For Hattar, achieving gender parity in post-production is simply good business. Having both men and women involved in the post-production process makes better TV shows and movies. 

“You really have the best of both worlds for your audience when men and women work together on a film or television series,” Hatter said. “There are nuances that each of us pick up on that perhaps the other may not have.” 


Like many industries, diversity and inclusion has long been an issue in the world of post-production. According to Caroline Simpson, head of production at Company 3, the industry has been “historically male-dominated.” 

“As with many industries, I do believe there is a gender gap,” Simpson said. “However, things are changing, I have seen a significant change during the (eight years) I have been at Company 3. More talented women are entering the industry, and these women are a force to be reckoned with.”


Caroline Simpson


And to ensure these women succeed, new support programs are popping up across Canada at an exciting rate.

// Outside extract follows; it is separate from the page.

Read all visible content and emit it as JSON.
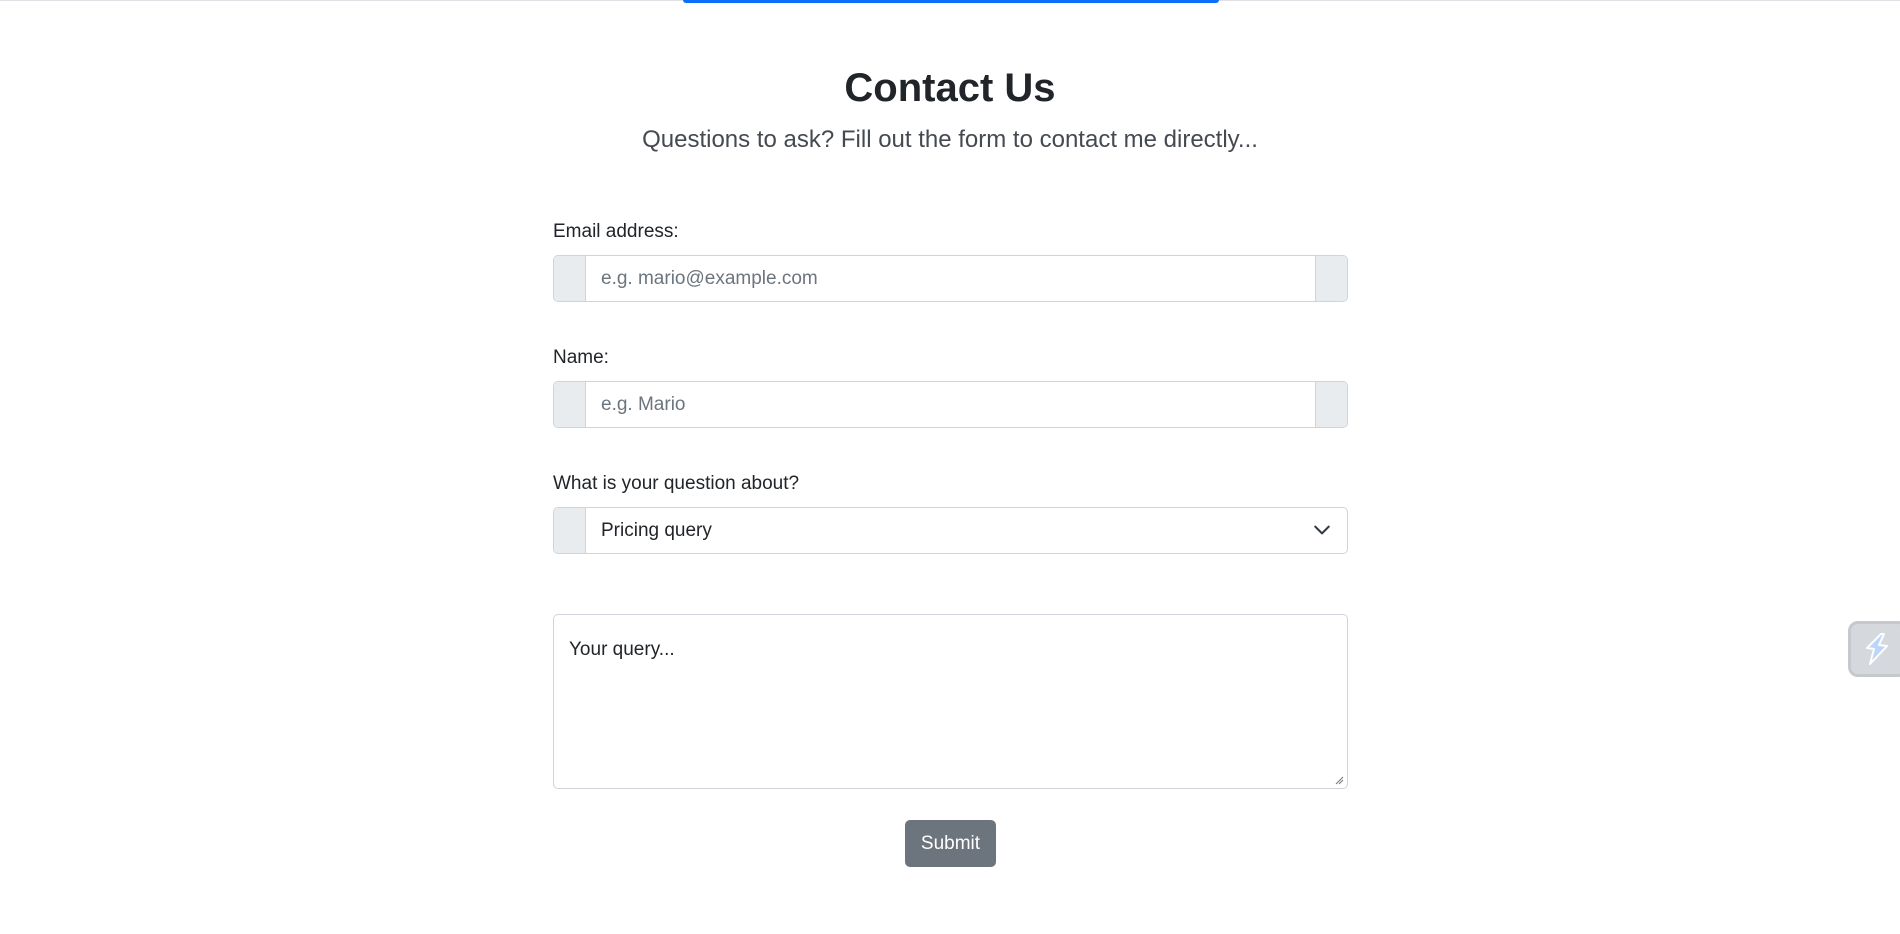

Most recently, the Academy of Canadian Cinema & Television launched a new program called Women in Post, a new initiative dedicated to providing high-level mentorship, industry knowledge, and access to women and women-identifying creatives working in post-production, especially those from under-represented communities.

Presented by Netflix, with Lead Post House Partner, Company 3, the eight month program will offer six women-identifying participants from across Canada the chance to develop their technical and creative skills, gain visibility, and create a supportive network within the industry. Each participant will also receive a $2,500 stipend and complimentary membership to the Academy of Canadian Cinema & Television.

There’s no doubt that things are looking up for women in post-production. Since joining Company 3, Hattar has seen a concerted effort to improve gender parity across the company.

“I have seen an effort to achieve balance between genders across departments,” Simpson said. “It’s something we need to be mindful of as we build teams. A gender balance is crucial when striving to create an emotionally-intelligent workplace.”

However, change doesn’t happen overnight, Simpson said, and there’s still lots of work to be done.

“I am confident we will continue to see more and more women in the post-production industry, and I”m excited for future generations of women. I’m humbled to be part of the change.”